Odd, yet beautiful. 

And this truth was hidden in plain sight - at least for me. In the epic Christmas Carol We Three Kings, the second verse talks about the gift pretty overtly:

Myrrh is mine, it's bitter perfume
Breaths a life of gathering gloom
Sorrowing, sighing, bleeding dying
Sealed in the stone-cold tomb

So while we rightfully and joyfully celebrate the birth of Jesus today and this season, his birth is only one chapter in the Story. Whether the [most likely pagan] Magi fully realized there was something different about this birth - it would lead to a remarkable death - or they were simply offering medicinal and/or precious material for tribute after studying the stars, the rich symbolism remains. 
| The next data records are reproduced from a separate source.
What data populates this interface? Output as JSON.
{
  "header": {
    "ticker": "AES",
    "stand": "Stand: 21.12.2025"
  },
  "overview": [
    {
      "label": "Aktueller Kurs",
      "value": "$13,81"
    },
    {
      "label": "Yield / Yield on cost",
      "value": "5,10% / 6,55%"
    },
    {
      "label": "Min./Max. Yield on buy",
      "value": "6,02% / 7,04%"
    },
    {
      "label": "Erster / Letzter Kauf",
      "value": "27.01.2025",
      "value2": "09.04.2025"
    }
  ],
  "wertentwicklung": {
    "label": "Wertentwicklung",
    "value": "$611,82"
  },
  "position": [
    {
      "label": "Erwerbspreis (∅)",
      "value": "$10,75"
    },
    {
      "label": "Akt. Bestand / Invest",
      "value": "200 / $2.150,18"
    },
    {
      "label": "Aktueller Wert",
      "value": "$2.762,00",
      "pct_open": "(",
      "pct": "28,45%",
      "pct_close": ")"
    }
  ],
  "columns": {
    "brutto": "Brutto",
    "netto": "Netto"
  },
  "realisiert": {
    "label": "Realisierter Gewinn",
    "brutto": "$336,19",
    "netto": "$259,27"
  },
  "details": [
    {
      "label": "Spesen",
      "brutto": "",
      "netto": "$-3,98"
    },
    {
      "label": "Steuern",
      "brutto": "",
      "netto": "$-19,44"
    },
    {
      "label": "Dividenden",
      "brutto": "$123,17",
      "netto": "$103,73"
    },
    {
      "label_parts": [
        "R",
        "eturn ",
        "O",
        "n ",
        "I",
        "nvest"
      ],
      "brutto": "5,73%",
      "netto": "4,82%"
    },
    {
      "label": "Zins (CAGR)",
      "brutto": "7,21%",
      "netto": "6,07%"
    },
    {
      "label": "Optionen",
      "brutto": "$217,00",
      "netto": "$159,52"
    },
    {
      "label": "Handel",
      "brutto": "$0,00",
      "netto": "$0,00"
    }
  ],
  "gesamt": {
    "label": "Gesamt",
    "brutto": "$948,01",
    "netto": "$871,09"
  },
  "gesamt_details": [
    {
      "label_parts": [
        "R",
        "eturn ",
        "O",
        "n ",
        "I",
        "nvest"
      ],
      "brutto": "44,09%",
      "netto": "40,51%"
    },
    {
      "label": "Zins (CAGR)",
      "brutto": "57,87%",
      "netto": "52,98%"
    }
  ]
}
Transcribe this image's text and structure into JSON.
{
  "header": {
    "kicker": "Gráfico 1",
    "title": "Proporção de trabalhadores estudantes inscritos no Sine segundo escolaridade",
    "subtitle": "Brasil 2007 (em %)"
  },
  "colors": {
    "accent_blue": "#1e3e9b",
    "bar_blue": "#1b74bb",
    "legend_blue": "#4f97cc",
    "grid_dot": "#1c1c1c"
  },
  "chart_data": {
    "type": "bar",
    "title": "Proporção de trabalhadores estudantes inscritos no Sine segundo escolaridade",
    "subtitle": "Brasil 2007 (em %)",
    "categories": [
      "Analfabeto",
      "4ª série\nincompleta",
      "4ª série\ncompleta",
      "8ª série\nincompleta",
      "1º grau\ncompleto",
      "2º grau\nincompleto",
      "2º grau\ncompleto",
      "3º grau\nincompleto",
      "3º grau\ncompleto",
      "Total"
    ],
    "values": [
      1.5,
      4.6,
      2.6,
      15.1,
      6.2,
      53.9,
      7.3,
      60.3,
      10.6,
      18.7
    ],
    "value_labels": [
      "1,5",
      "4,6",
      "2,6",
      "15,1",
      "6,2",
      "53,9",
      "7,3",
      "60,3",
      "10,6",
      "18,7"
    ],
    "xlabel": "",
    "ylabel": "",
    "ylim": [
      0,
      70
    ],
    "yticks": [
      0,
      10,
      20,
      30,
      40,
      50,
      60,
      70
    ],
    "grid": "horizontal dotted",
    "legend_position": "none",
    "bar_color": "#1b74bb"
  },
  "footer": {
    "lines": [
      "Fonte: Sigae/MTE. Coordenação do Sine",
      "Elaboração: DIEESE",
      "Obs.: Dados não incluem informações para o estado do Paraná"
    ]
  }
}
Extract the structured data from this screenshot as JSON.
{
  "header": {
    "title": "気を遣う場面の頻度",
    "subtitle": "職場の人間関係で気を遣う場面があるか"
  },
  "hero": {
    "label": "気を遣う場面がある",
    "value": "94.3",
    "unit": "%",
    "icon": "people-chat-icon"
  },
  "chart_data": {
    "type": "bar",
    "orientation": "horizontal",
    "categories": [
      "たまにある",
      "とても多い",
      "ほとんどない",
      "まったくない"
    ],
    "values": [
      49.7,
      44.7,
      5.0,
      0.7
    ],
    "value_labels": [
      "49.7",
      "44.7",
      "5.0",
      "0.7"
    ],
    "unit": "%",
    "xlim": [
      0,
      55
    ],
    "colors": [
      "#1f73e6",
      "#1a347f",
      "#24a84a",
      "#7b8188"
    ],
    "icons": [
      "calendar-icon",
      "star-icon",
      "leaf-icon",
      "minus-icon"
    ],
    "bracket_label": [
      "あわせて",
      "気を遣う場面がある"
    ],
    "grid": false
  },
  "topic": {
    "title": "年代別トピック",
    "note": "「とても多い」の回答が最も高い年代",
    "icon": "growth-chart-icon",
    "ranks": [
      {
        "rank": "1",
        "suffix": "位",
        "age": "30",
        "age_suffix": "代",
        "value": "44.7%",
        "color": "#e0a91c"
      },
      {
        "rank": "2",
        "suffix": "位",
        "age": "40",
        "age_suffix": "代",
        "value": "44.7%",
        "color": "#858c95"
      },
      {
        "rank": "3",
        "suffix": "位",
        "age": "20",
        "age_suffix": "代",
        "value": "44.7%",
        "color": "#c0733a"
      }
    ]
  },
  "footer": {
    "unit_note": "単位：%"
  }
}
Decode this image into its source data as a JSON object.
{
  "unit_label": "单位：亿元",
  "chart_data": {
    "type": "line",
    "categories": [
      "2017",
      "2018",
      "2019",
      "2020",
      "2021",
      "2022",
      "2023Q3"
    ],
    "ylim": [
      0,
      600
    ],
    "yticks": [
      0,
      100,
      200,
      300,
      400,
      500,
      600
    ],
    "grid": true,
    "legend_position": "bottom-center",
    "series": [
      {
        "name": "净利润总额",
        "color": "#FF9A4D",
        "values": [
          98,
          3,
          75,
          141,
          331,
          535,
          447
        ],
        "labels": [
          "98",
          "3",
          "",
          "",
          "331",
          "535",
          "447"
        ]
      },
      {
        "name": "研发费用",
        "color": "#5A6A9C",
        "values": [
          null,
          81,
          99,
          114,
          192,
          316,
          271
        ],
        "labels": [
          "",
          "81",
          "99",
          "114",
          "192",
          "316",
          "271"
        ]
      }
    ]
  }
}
And from that one death, would bring many new Life. 

As we and our loved ones open gifts this year, let’s remember the reason we’re doing so. And maybe let’s even think about the powerful symbols of what the Original Three Gifts meant so many years ago. 

Merry Christ Mass, Fident Family. 

Interesting Resources

Yiddish Proverb (image via Visualize Value)
"Words should be weighted, not counted."